# Julatten python



## nathan ball (Nov 18, 2020)

Hello.
Ive bought 2 julatten pythons,male female.
I have been looking at my books and internet for breed specific info on them.
From what i know they are a sub species from a jungle python.
My question is are they the same as jungles (eg)summer winter temps.
breeding conditions.

Thankyou for reading.


----------



## Sdaji (Nov 19, 2020)

They're Jungles.

Incidentally, there has never been a snake breed in any species.

Jungle Carpets are themselves a subspecies, so it is impossible to have a subspecies of them (you can't have a subspecies of a subspecies, this is a non sequitur).

Julatten is just the name of a town. A Julatten Jungle is just a Jungle which is produced from animals originally caught from around Julatten, just like a Palmerston Jungle comes from Palmerston or an Atherton Jungle comes from Atherton, etc.


----------



## nick_75 (Nov 19, 2020)

Another example of the misunderstanding of the difference between scientific classification and geographic description of a specimen. 

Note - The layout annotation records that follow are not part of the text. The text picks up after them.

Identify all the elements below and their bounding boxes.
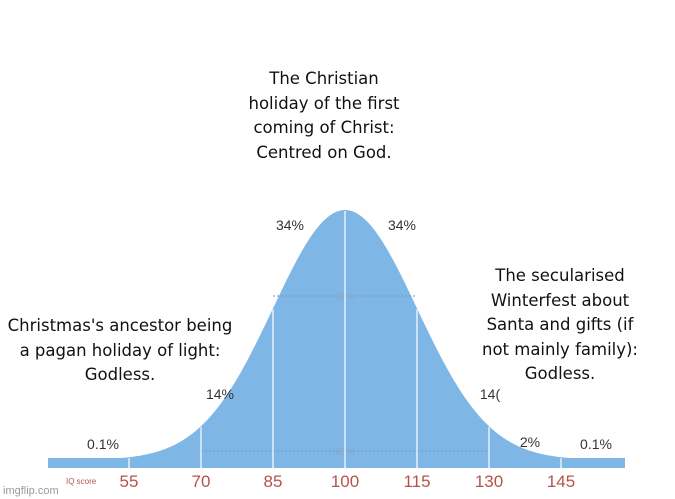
segment-label: 14( (480, 386, 501, 402)
x-tick-label: 85 (264, 472, 283, 491)
segment-label: 34% (388, 217, 416, 233)
caption-right: The secularised Winterfest about Santa a… (481, 266, 638, 383)
x-axis-label: IQ score (66, 477, 97, 486)
x-tick-label: 130 (475, 472, 503, 491)
x-tick-label: 145 (547, 472, 575, 491)
watermark: imgflip.com (3, 485, 59, 497)
x-tick-label: 70 (192, 472, 211, 491)
bell-curve-area (48, 210, 625, 460)
segment-label: 14% (206, 386, 234, 402)
segment-label: 0.1% (580, 436, 612, 452)
segment-label: 34% (276, 217, 304, 233)
segment-label: 0.1% (87, 436, 119, 452)
caption-left: Christmas's ancestor being a pagan holid… (7, 316, 233, 384)
x-tick-label: 100 (331, 472, 359, 491)
baseline-bar (48, 458, 625, 468)
caption-center: The Christian holiday of the first comin… (248, 69, 400, 162)
x-tick-label: 55 (120, 472, 139, 491)
x-tick-label: 115 (403, 472, 430, 491)
segment-label: 2% (520, 434, 540, 450)
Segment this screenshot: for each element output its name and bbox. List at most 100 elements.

There is a Recommended Reading thread here a while ago. Maybe literature of a scientific nature could be added to that list? It may be ignored by most, but I'm sure that a part of the population on this forum would find the subject matter interesting or of benefit. https://www.aussiepythons.com/forum/threads/recommended-reading.212528/

Stuart/Rob, could we give this thread a more prominent location?


----------



## nathan ball (Dec 28, 2020)

Hello all.

I have got a pair of julatten pythons.
I tried to fill out my record book but cant find the species code for them.
Is it classed as a jungle or jungle/top end python.


----------



## Herpetology (Dec 28, 2020)

jungle python is the species (unless it’s a X)

Julatten is the locale


----------